The only person probably not filled with joy at the outcome of the Erasmus v Cobra case is the owner of the plane, which is, I believe, being shredded into ever-smaller pieces because they still can’t find the snake.

Part of the popularity of this hair-raising story is that most sane people are terrified of snakes. I can’t even look at a picture of one without my hair literally standing up on end. The idea of a cobra slithering over one’s shoulder is many people’s worst nightmare, and we all love a horror story.

Here’s a humiliating confession. I cannot lower myself onto a lavatory without first checking that there is not a python or a puffadder curled up in the bowl. This is a remnant of my childhood — my grandmother had an outside toilet and I once heard (or thought I heard) the adults discussing a snake found in it. I’ve never established whether that was a myth, but even if I’m on the highest floor of the fanciest hotel in the densest city centre, I still check.
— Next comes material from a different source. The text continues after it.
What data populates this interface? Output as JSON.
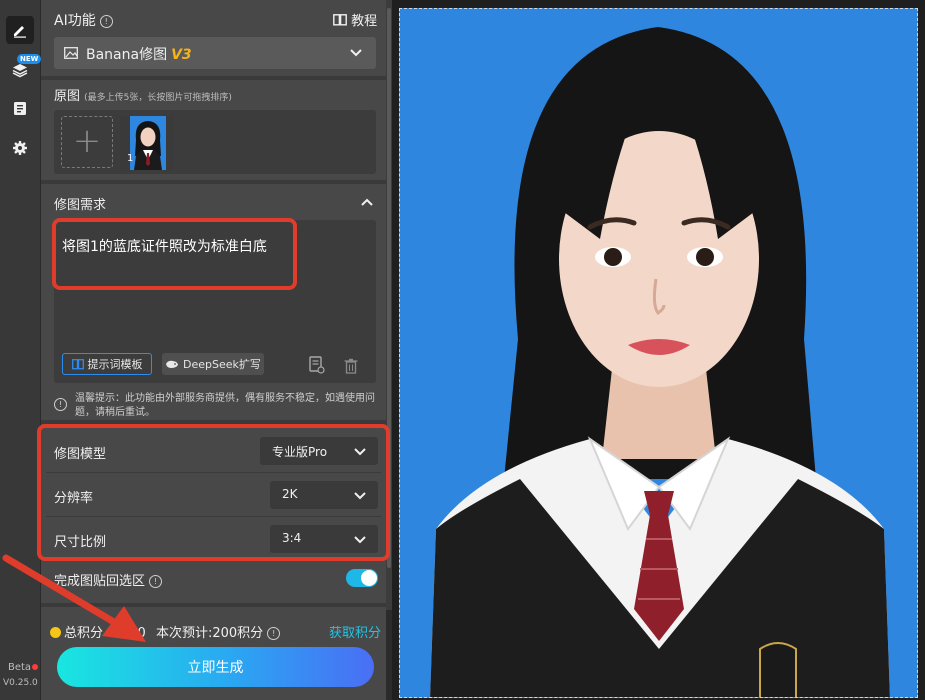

It’s not just the snake that made this story so compelling. In the same way as humans are fascinated by escape-from-prison stories, we are drawn to legends of heroes who conquer monsters. The ancient Greek myths are full of these. In the introduction to his wonderful book Heroes: Mortals and Monsters, Quests and Adventures, author Stephen Fry explains how, after the human Prometheus stole fire from the gods (he was horribly punished but too late, people could now braai), the power began shifting from gods to mortals. In Fry’s words: “Men and women who grasp their destinies, use their human qualities of cunning, courage, ambition, speed and strength to perform astonishing deeds, vanquish terrible monsters and establish great cultures and lineages that change the world ... men and women who — either with or without the help of the gods — will dare to make the world safe for humans to flourish.”

There are plenty of South Africans past and present who could be called heroes in this sense, but it has been ages since Perseus slew the gorgon Medusa, who had snakes instead of hair growing out of her head. We needed another great tale of extreme bravery to make us shiver and shudder and then smile with relief when everything turned out OK at the end.

Here’s a humiliating confession. I cannot lower myself onto a lavatory without first checking that there is not a python or a puffadder curled up in the bowl

Soon there will be statues and paintings of snake-and-safety ambassador Erasmus defeating the mighty serpent. There are also probably poets composing lyrical odes to the courageous snake-charming pilot. 

Not being a poet of great renown, I thought I’d contribute a small limerick to this anthology:

There once was a snake on a plane

Whose hijack attempt was in vain

Intent on fresh meat

He crawled up the seat

But the pilot somehow remained sane

Incidentally, I am surprised there have not been more incidents of this magnitude, particularly in Spain, where it is said that the snakes stay mainly on the plane.